Ducey front and center at Republican governors conference

FILE - In this April 15, 2021, file photo, surrounded by Arizona legislators, Republican Arizona Gov. Doug Ducey speaks at a bill signing allowing a major expansion of sports betting in Arizona at an event at the Heard Museum in Phoenix. Arizona's move to allow sport gambling outside of tribal casinos was in the hands of a judge Monday, Sept. 6, 2021, as he mulled a challenge to the new law brought by one Native American tribe against Ducey and the head of the state Gaming Department. Maricopa County Superior Court Judge James Smith held an unusual Labor Day hearing on the request to block the law that allows sports betting and fantasy sports gambling for the first time in Arizona. (AP Photo/Ross D. Franklin, File)

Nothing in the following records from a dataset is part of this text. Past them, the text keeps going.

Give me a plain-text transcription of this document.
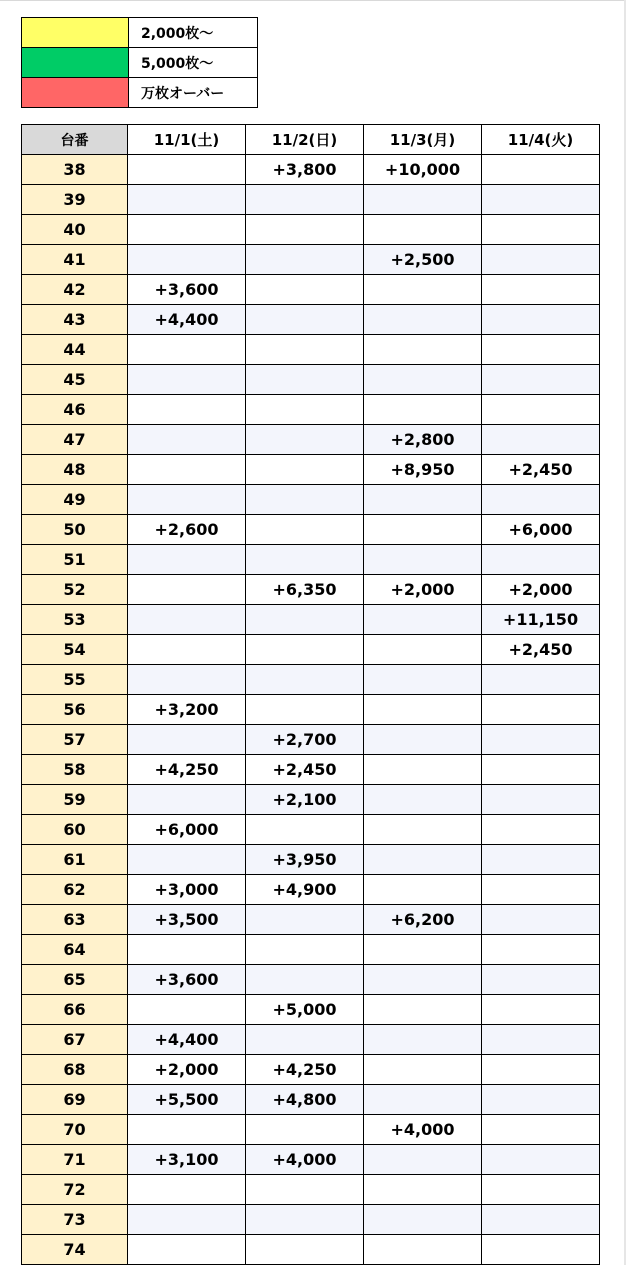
	2,000枚～
	5,000枚～
	万枚オーバー
台番	11/1(土)	11/2(日)	11/3(月)	11/4(火)
38		+3,800	+10,000	
39				
40				
41			+2,500	
42	+3,600			
43	+4,400			
44				
45				
46				
47			+2,800	
48			+8,950	+2,450
49				
50	+2,600			+6,000
51				
52		+6,350	+2,000	+2,000
53				+11,150
54				+2,450
55				
56	+3,200			
57		+2,700		
58	+4,250	+2,450		
59		+2,100		
60	+6,000			
61		+3,950		
62	+3,000	+4,900		
63	+3,500		+6,200	
64				
65	+3,600			
66		+5,000		
67	+4,400			
68	+2,000	+4,250		
69	+5,500	+4,800		
70			+4,000	
71	+3,100	+4,000		
72				
73				
74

PHOENIX — Gov. Doug Ducey got a turn in the spotlight among some of the Republican Party’s top elected officials, donors and strategists last week as he oversaw the Republican Governors Association annual meeting in Phoenix.

Ducey, who is barred by term limits from seeking a third term, has been mum about his own uncertain political future as he enters his final year as governor. But his role as chairman of the group charged with raising millions of dollars to elect Republican governors gives him connections with the party’s top donors that could be valuable if he decides to run for office down the road.

Ducey leads the group at a time when Republicans are ascendant and see Democrats as weighed down by President Joe Biden. Republicans this month won the race for governor of Virginia and came surprisingly close to winning in New Jersey — both states where Biden won overwhelmingly last year.

“We intend to protect our incumbents and keep our red states red,” Ducey told reporters. “But we’ve also shown we can win in any state in the country.”

Meanwhile, the campaign to replace Ducey has gotten an unusually early start, particularly on the Republican side as former television anchor Kari Lake has energized the GOP base and wrangled an endorsement from former President Donald Trump.

Ducey predicted it will be “a very spirited cycle” but declined to weigh in on the crowded field, saying he’s been focused on the Virginia campaign.

“I’m going to care very much about who my successor is,” Ducey told reporters. “I’ll have more focus and more to say on what’s happening in Arizona as the campaign unfolds. I’m not gonna say anything at this time.”

Ducey has personal experience in what can happen when a governor delays announcing an endorsement for a successor. In 2014, when he was locked in a tight six-way GOP primary and neck and neck with former Mesa Mayor Scott Smith, Ducey benefited from then-Gov. Jan Brewer’s dithering. By the time she endorsed Smith just 19 days before the primary election and a week after ballot were mailed, Ducey had nailed down his party win.

Ducey is currently the chairman of the RGA and will stay on next year as the co-chairman along with Nebraska’s Pete Ricketts, who also is term-limited. The role gives him significant time with the party’s top figures, connections that could be valuable if he decides to run for Senate or another office down the road, such as president.

The GOP is on offense in states with Democratic governors where Biden lost or won by a narrow margin, most notably Kansas, Wisconsin, Michigan and Pennsylvania. The party will also be playing defense in Arizona, which has moved away from its staunchly conservative roots over the past decade, along with Maryland and Massachusetts, deeply Democratic states with Republican governors.

Ducey has stayed out of the race for U.S. Senate despite public and private entreaties from heavy hitters including Sen. Rick Scott of Florida, who is overseeing the GOP’s recruitment and fundraising efforts for Senate races. He was questioned repeatedly this week about the Senate race but said he’s not running.


Associated Press writer Bob Christie contributed.